Well, rights are now terminated, with MIL's passing.

I dont give an eff about her "Dna hooks", not anymore.

somethingwicked's picture

The deathof MIL closed a chapter. TT is a delusional sack of filth who is never going to accept or realise her part in the drama ,the detrimental effects upon her bio children and all the f_ckery she brought to your DH and to you as well.She does not care because she has not the capacity for self reflection ,self assessment ,compassion ask forgiveness and lacks the ability to find fault in herself.In other words she is a narc and a very damaged POS person. 

The only recourse you have ,hon,is to let all this go: your anger towards the past pot stirring and all the crazy she brought.

The family KNOWS what and who she is.

You do not have to defend yourself or try to separate or delineate yourself from that putrid HO-BAG. Everyone who matters KNOWS she is trash.

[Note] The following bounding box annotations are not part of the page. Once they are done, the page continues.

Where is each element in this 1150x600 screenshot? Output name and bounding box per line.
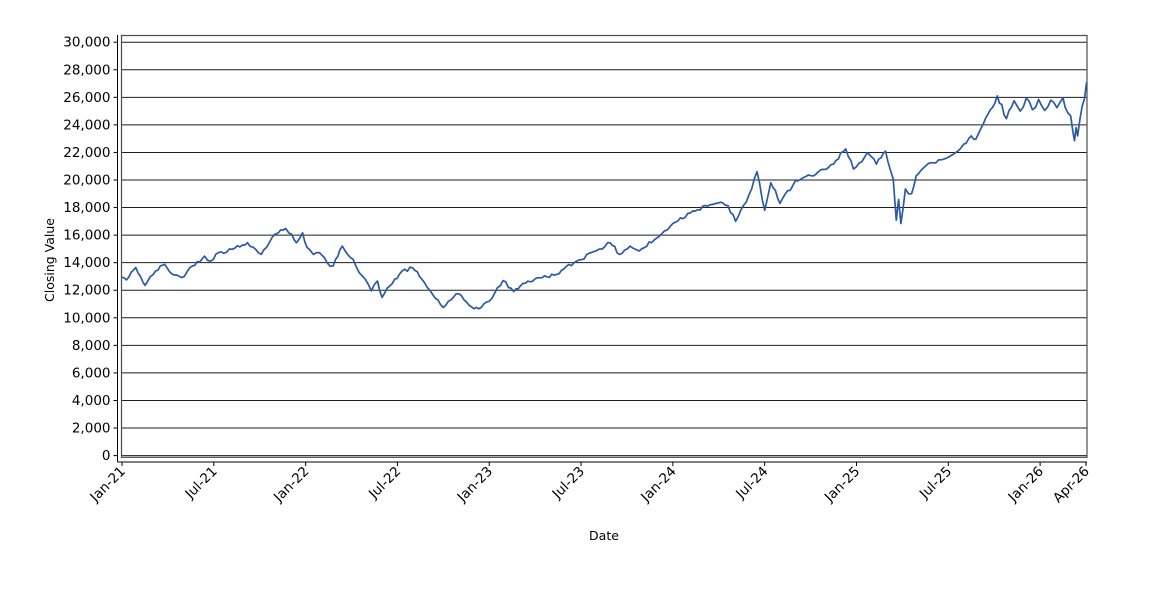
plot-frame bbox=[120, 34, 1088, 458]
y-tick-label: 14,000 bbox=[63, 255, 110, 271]
y-tick-label: 0 bbox=[102, 448, 111, 464]
y-tick-label: 26,000 bbox=[63, 90, 110, 106]
x-tick-label: Jan-26 bbox=[1005, 464, 1047, 506]
y-tick-label: 30,000 bbox=[63, 35, 110, 51]
x-tick-label: Jan-21 bbox=[86, 464, 128, 506]
x-tick-label: Apr-26 bbox=[1050, 464, 1093, 507]
y-tick-label: 22,000 bbox=[63, 145, 110, 161]
y-tick-label: 10,000 bbox=[63, 310, 110, 326]
y-tick-label: 18,000 bbox=[63, 200, 110, 216]
y-tick-label: 2,000 bbox=[72, 421, 111, 437]
y-axis-title: Closing Value bbox=[42, 218, 57, 302]
x-tick-label: Jul-24 bbox=[732, 464, 771, 503]
x-tick-label: Jul-22 bbox=[365, 464, 404, 503]
y-tick-label: 28,000 bbox=[63, 62, 110, 78]
y-tick-label: 16,000 bbox=[63, 228, 110, 244]
x-tick-label: Jan-24 bbox=[637, 464, 679, 506]
y-tick-label: 4,000 bbox=[72, 393, 111, 409]
x-axis-title: Date bbox=[589, 528, 619, 543]
x-tick-label: Jul-23 bbox=[549, 464, 588, 503]
y-tick-label: 20,000 bbox=[63, 173, 110, 189]
x-tick-label: Jan-25 bbox=[821, 464, 863, 506]
x-tick-label: Jul-25 bbox=[916, 464, 955, 503]
y-tick-label: 12,000 bbox=[63, 283, 110, 299]
y-tick-label: 24,000 bbox=[63, 117, 110, 133]
x-tick-label: Jul-21 bbox=[182, 464, 221, 503]
x-tick-label: Jan-23 bbox=[454, 464, 496, 506]
y-tick-label: 8,000 bbox=[72, 338, 111, 354]
series-line bbox=[121, 82, 1088, 310]
x-tick-label: Jan-22 bbox=[270, 464, 312, 506]
y-tick-label: 6,000 bbox=[72, 365, 111, 381]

So you take the high road and step over that b!tch and hold your head up and keep going on  in life because YOU HAVE one.She does not.

Good luck to you,Clove .Grieve well ,be there  for the people that matter and ignore that miserable HO.

 

Gimlet's picture

"She does not care because she has not the capacity for self reflection ,self assessment ,compassion ask forgiveness and lacks the ability to find fault in herself."

This is correct 

And I 100 percent get the desire to set the record straight.  I spent years doing that because the narrative is insane and damn it, it's wrong.  The problem is that their perception is reality and that reality is fuzzy as hell.  In the end, it only upset and exhausted me because of the above statement.

CLove's picture

I am very angry right now, because apparently 2 of my SIL's have been reaching out to Toxic Troll. Why? I have no idea but its stressing me out.

Crspyew's picture

Your FB account in heaven?  I cannot understand people posting messages to the departed. Do u need a ouji board to see if they "like" the post?

i loathe social media for behaviors like this.

Aniki's picture

I'm sorry, sweetie 

Who has access to MIL to delete TT's and FF's contact info? 

CLove's picture

Some of the family are FB friends with Toxic Troll still, after all the drama and abuse.

In fact Munchkin alerted me that a WIFE had given my SIL Toxic Trolls new phone number. To keep in tuoch? To invite her to gatherings? IDK. I figure its just in case anything happens to DH, they want a connection for kids sake.

I hate that. The "DNA hooks".

 

ctnmom's picture

TT is such a jerk. I find any drama around funerals/death to be cheap and trashy. Just support your DH through this, and as others have said, block her. She deserves none of your headspace.